Hence one multiprocessor has 4 active blocks, each block need 2kB shared memory,

total size of required shared memory = 2kB x 4 = 8 kB,

this number satisfies property 5 (“The amount of shared memory available per multiprocessor is 16 KB”)

question 2: On the subject of using flow control statements, the manual states that using such constructs

should be avoided (and I understand why), and that branch prediction can be used to solve the problem of

diverging threads within the same block

in fact, diverging only inside a warp, not a block

"Any flow control instruction (if, switch, do, for, while) can significantly

impact the effective instruction throughput by causing threads of the same warp to

diverge, that is, to follow different execution paths. If this happens, the different

executions paths have to be serialized, increasing the total number of instructions

executed for this warp. When all the different execution paths have completed, the

threads converge back to the same execution path"

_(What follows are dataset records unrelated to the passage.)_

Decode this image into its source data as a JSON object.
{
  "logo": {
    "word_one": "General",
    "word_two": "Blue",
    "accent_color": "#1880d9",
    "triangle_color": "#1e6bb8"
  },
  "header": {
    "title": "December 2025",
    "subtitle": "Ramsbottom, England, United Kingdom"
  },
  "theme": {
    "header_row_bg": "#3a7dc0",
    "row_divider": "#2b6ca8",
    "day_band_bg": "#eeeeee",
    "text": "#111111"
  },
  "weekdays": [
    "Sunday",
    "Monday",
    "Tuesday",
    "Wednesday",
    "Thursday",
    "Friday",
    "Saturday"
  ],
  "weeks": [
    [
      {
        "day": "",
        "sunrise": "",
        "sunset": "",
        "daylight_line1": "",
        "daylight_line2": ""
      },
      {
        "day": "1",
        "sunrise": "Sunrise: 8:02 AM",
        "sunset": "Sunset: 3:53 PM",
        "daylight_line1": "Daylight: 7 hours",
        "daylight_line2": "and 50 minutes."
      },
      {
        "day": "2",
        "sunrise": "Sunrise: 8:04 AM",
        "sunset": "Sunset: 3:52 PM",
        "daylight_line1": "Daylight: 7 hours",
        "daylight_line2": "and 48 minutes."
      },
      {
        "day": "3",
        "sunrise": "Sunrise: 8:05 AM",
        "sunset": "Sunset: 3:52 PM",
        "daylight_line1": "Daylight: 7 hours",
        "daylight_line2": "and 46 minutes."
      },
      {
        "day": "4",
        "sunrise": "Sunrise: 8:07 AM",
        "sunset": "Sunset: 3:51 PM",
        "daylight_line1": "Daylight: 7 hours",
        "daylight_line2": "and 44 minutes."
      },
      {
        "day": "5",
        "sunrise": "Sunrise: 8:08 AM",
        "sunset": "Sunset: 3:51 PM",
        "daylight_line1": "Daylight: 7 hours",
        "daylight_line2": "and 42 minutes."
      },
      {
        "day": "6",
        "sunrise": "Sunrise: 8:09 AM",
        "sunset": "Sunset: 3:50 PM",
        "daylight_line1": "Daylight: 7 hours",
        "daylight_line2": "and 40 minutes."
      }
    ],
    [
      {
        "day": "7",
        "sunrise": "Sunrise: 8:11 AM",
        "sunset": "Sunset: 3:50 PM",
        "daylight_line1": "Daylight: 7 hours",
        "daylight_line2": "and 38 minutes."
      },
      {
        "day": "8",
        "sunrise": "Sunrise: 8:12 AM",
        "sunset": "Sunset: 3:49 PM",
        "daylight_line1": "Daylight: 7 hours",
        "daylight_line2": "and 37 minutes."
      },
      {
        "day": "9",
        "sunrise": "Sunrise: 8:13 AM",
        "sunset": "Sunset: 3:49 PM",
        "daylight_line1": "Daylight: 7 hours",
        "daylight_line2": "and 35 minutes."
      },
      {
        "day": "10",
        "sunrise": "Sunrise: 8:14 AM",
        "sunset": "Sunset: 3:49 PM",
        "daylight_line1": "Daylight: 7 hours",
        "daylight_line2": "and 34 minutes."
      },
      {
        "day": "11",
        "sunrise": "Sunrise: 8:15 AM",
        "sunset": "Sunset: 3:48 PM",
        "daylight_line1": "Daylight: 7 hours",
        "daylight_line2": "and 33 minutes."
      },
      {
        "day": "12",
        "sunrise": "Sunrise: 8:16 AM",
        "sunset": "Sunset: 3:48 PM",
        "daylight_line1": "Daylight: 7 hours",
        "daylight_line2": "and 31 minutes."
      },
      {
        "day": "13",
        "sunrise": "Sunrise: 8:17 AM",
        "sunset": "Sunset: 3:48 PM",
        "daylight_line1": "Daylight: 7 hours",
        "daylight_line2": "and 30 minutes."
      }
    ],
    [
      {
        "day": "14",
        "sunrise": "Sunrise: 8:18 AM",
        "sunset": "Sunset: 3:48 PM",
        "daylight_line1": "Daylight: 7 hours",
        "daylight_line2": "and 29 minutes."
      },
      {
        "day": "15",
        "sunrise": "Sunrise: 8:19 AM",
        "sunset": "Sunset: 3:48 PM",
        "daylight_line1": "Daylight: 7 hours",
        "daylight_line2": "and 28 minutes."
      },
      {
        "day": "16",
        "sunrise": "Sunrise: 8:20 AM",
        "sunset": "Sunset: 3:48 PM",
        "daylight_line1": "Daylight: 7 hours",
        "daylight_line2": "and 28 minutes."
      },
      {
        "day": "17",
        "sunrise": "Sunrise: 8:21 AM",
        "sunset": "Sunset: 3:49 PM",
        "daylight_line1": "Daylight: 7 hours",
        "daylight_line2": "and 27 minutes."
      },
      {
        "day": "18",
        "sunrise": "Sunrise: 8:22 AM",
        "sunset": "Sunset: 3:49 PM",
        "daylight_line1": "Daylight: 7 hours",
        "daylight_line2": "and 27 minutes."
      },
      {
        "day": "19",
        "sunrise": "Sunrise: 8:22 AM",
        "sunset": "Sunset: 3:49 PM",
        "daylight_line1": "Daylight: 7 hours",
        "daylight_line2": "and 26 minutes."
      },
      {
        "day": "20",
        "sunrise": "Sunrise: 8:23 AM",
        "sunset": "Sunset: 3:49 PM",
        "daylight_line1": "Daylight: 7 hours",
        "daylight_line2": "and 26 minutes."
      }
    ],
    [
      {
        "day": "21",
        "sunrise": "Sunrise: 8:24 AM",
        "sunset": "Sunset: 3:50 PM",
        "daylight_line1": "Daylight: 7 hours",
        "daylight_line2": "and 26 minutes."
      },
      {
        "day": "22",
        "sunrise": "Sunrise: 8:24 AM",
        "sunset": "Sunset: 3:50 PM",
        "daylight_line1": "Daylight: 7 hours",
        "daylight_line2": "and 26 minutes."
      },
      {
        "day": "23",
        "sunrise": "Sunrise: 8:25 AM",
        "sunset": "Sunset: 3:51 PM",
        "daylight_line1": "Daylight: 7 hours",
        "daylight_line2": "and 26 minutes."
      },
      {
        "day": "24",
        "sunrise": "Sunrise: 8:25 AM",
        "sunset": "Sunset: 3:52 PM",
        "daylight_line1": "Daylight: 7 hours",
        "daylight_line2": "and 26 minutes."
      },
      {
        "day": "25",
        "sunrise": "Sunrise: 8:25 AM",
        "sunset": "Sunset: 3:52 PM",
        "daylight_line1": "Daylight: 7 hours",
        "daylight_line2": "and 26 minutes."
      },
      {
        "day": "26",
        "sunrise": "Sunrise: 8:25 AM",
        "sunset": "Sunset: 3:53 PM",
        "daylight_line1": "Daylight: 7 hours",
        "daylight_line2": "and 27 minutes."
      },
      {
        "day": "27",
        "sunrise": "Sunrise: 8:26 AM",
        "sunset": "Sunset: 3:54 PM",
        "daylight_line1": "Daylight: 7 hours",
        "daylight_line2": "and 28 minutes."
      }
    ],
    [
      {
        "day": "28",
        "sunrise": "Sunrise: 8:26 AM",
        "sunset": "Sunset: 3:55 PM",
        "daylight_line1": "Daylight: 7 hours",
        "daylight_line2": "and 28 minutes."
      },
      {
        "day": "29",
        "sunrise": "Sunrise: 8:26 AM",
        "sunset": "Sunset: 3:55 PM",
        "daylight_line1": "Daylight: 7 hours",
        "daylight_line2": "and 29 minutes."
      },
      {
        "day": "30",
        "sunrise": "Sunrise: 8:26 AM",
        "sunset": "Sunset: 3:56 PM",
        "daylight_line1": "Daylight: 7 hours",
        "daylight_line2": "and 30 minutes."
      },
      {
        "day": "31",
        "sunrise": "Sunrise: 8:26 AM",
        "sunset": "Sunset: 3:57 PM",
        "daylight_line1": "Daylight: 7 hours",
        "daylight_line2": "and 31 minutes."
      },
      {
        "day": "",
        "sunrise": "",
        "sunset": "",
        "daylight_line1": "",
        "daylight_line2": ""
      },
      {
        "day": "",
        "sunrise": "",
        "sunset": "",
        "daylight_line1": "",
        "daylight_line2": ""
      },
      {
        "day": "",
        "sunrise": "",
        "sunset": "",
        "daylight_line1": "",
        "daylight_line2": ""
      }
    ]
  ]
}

Question 3: I will be working with very large matrices and will still need to make sure

that threads don’t write out of bounds

all what you have to do is just setting boundary conditions,

for example suppose you want to access a matrix A with dimension n1 x n2,

sya A(1:n1, 1:n2), then kernel function may be

[codebox]global void foo( float *A, int n1, int n2)

{

unsigned int xIndex = blockIdx.x * BLOCK_DIM + threadIdx.x;

unsigned int yIndex = blockIdx.y * BLOCK_DIM + threadIdx.y;

unsigned int index_in ; // index of A

// (yIndex, xIndex) = (i-1, j-1)

// require 1 <= i <= n1 and 1 <= j <= n2

if ( (xIndex < n2 ) && (yIndex < n1) ){

// index (i,j) of A(1:n1, 1:n2) is mapped to (i-1)*n2 + (j-1)

	index_in = yIndex * n2 + xIndex ;

	// process A(i,j) = A[index_in]

}

}

[/codebox]

Thank you LSChien, that was a very enlightening post.